PDF(Pubmed)
Abstract:
BACKGROUND: Tuberous sclerosis complex (TSC) is an autosomal dominant multisystem disorder, caused by a loss-of-function of either TSC1 or TSC2 gene. However, in 10%-15% TSC patients there is no pathogenic variant identified in either TSC1 or TSC2 genes based on standard clinical testing.
METHODS: In this study, genome sequencing was performed for families with clinical diagnosis of TSC with negative results from TSC1 and TSC2 single-gene tests.
RESULTS: Herein, we report a family presenting a classical TSC phenotype with an unusual, complex structural variant involving the TSC1 gene: an intrachromosomal inverted insertion in the long arm of chromosome 9. We speculate that the inverted 9q33.3q34.13 region was inserted into the q31.2 region with the 3\'-end of the breakpoint of the inversion being located within the TSC1 gene, resulting in premature termination of TSC1.
CONCLUSIONS: In this study, we demonstrate the utility of genome sequencing for the identification of complex chromosomal rearrangement. Because the breakpoints are located within the deep intronic/intergenic region, this copy-neutral variant was missed by the TSC1 and TSC2 single-gene tests and contributed to an unknown etiology. Together, this finding suggests that complex structural variants may be underestimated causes for the etiology of TSC.
METHODS: In this study, genome sequencing was performed for families with clinical diagnosis of TSC with negative results from TSC1 and TSC2 single-gene tests.
RESULTS: Herein, we report a family presenting a classical TSC phenotype with an unusual, complex structural variant involving the TSC1 gene: an intrachromosomal inverted insertion in the long arm of chromosome 9. We speculate that the inverted 9q33.3q34.13 region was inserted into the q31.2 region with the 3\'-end of the breakpoint of the inversion being located within the TSC1 gene, resulting in premature termination of TSC1.

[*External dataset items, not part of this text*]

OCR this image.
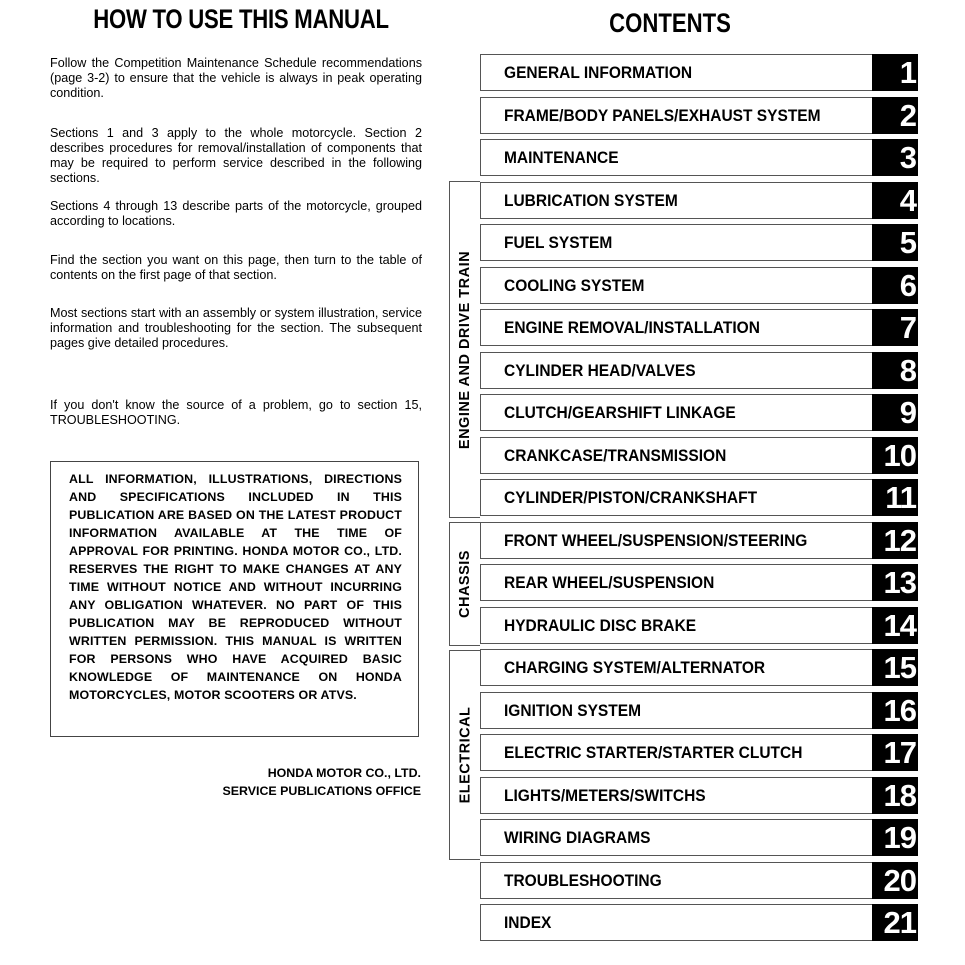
HOW TO USE THIS MANUAL
Follow the Competition Maintenance Schedule recommendations (page 3-2) to ensure that the vehicle is always in peak operating condition.
Sections 1 and 3 apply to the whole motorcycle. Section 2 describes procedures for removal/installation of components that may be required to perform service described in the following sections.
Sections 4 through 13 describe parts of the motorcycle, grouped according to locations.
Find the section you want on this page, then turn to the table of contents on the first page of that section.
Most sections start with an assembly or system illustration, service information and troubleshooting for the section. The subsequent pages give detailed procedures.
If you don't know the source of a problem, go to section 15, TROUBLESHOOTING.
ALL INFORMATION, ILLUSTRATIONS, DIRECTIONS AND SPECIFICATIONS INCLUDED IN THIS PUBLICATION ARE BASED ON THE LATEST PRODUCT INFORMATION AVAILABLE AT THE TIME OF APPROVAL FOR PRINTING. HONDA MOTOR CO., LTD. RESERVES THE RIGHT TO MAKE CHANGES AT ANY TIME WITHOUT NOTICE AND WITHOUT INCURRING ANY OBLIGATION WHATEVER. NO PART OF THIS PUBLICATION MAY BE REPRODUCED WITHOUT WRITTEN PERMISSION. THIS MANUAL IS WRITTEN FOR PERSONS WHO HAVE ACQUIRED BASIC KNOWLEDGE OF MAINTENANCE ON HONDA MOTORCYCLES, MOTOR SCOOTERS OR ATVS.
HONDA MOTOR CO., LTD.
SERVICE PUBLICATIONS OFFICE
CONTENTS
ENGINE AND DRIVE TRAIN
CHASSIS
ELECTRICAL
GENERAL INFORMATION	1
FRAME/BODY PANELS/EXHAUST SYSTEM	2
MAINTENANCE	3
LUBRICATION SYSTEM	4
FUEL SYSTEM	5
COOLING SYSTEM	6
ENGINE REMOVAL/INSTALLATION	7
CYLINDER HEAD/VALVES	8
CLUTCH/GEARSHIFT LINKAGE	9
CRANKCASE/TRANSMISSION	10
CYLINDER/PISTON/CRANKSHAFT	11
FRONT WHEEL/SUSPENSION/STEERING	12
REAR WHEEL/SUSPENSION	13
HYDRAULIC DISC BRAKE	14
CHARGING SYSTEM/ALTERNATOR	15
IGNITION SYSTEM	16
ELECTRIC STARTER/STARTER CLUTCH	17
LIGHTS/METERS/SWITCHS	18
WIRING DIAGRAMS	19
TROUBLESHOOTING	20
INDEX	21
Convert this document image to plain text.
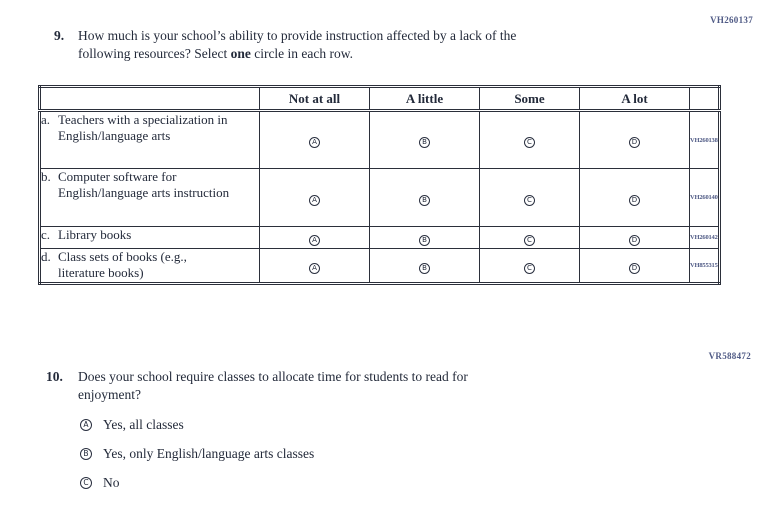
VH260137
9.	How much is your school’s ability to provide instruction affected by a lack of the
following resources? Select one circle in each row.
	Not at all	A little	Some	A lot	

a. Teachers with a specialization in English/language arts	A	B	C	D	VH260138

b. Computer software for English/language arts instruction	A	B	C	D	VH260140

c. Library books	A	B	C	D	VH260142

d. Class sets of books (e.g., literature books)	A	B	C	D	VH855315
VR588472
10.	Does your school require classes to allocate time for students to read for
enjoyment?
A Yes, all classes
B Yes, only English/language arts classes
C No
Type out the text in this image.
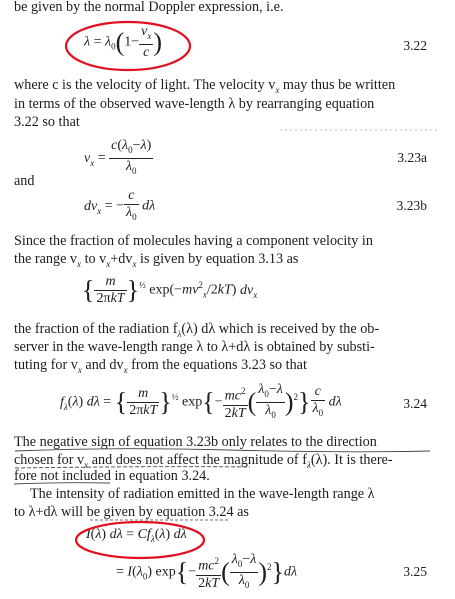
be given by the normal Doppler expression, i.e.
$\lambda = \lambda_0(1- \frac{v_x}{c}$ )	3.22
where c is the velocity of light. The velocity $v_x$ may thus be written
in terms of the observed wave-length λ by rearranging equation
3.22 so that
$v_x = \frac{c(\lambda_0-\lambda)}{\lambda_0}$	3.23a
and
$dv_x$ = − $\frac{c}{\lambda_0}$ dλ	3.23b
Since the fraction of molecules having a component velocity in
the range $v_x$ to $v_x+dv_x$ is given by equation 3.13 as
{ $\frac{m}{\text{2πkT}} \}^{\frac{1}{2}}$ $\exp(-mv^2_x/2kT)$ $dv_x$
the fraction of the radiation $f_\lambda(\lambda)$ dλ which is received by the ob-
server in the wave-length range λ to λ+dλ is obtained by substi-
tuting for $v_x$ and $dv_x$ from the equations 3.23 so that
$f_\lambda(\lambda) d\lambda$ = { $\frac{m}{\text{2πkT}} \}^{\frac{1}{2}}$ $\exp\{- \frac{mc^2}{2kT}$ ( $\frac{\lambda_0-\lambda}{\lambda_0} )^2\} \frac{c}{\lambda_0}$ dλ	3.24
The negative sign of equation 3.23b only relates to the direction
chosen for $v_x$ and does not affect the magnitude of $f_\lambda(\lambda)$. It is there-
fore not included in equation 3.24.
The intensity of radiation emitted in the wave-length range λ
to λ+dλ will be given by equation 3.24 as
I(λ) $d\lambda = Cf_\lambda(\lambda)$ dλ
= $I(\lambda_0)$ $\exp\{- \frac{mc^2}{2kT}$ ( $\frac{\lambda_0-\lambda}{\lambda_0} )^2\}d\lambda$	3.25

CONCLUSIONS: In this study, we demonstrate the utility of genome sequencing for the identification of complex chromosomal rearrangement. Because the breakpoints are located within the deep intronic/intergenic region, this copy-neutral variant was missed by the TSC1 and TSC2 single-gene tests and contributed to an unknown etiology. Together, this finding suggests that complex structural variants may be underestimated causes for the etiology of TSC.
摘要:
背景:结节性硬化症(TSC)是一种常染色体显性遗传多系统疾病,由TSC1或TSC2基因的功能丧失引起。然而,在10%-15%的TSC患者中,根据标准的临床测试,在TSC1或TSC2基因中均未发现致病性变异。
方法:在本研究中,对临床诊断为TSC的家族进行了基因组测序,TSC1和TSC2单基因检测结果为阴性.
结果:这里,我们报告了一个家族,呈现经典的TSC表型,涉及TSC1基因的复杂结构变异:染色体9长臂中的染色体内反向插入。我们推测反向9q33.3q34.13区域被插入到q31.2区域,倒位断裂点的3'端位于TSC1基因内,导致TSC1提前终止。
结论:在这项研究中,我们证明了基因组测序用于鉴定复杂染色体重排的实用性。因为断点位于深内含子/基因间区域内,TSC1和TSC2单基因检测未发现该拷贝中性变异,并导致病因未知.一起,这一发现提示复杂的结构变异可能是TSC病因被低估的原因.
方法:在本研究中,对临床诊断为TSC的家族进行了基因组测序,TSC1和TSC2单基因检测结果为阴性.
结果:这里,我们报告了一个家族,呈现经典的TSC表型,涉及TSC1基因的复杂结构变异:染色体9长臂中的染色体内反向插入。我们推测反向9q33.3q34.13区域被插入到q31.2区域,倒位断裂点的3'端位于TSC1基因内,导致TSC1提前终止。
结论:在这项研究中,我们证明了基因组测序用于鉴定复杂染色体重排的实用性。因为断点位于深内含子/基因间区域内,TSC1和TSC2单基因检测未发现该拷贝中性变异,并导致病因未知.一起,这一发现提示复杂的结构变异可能是TSC病因被低估的原因.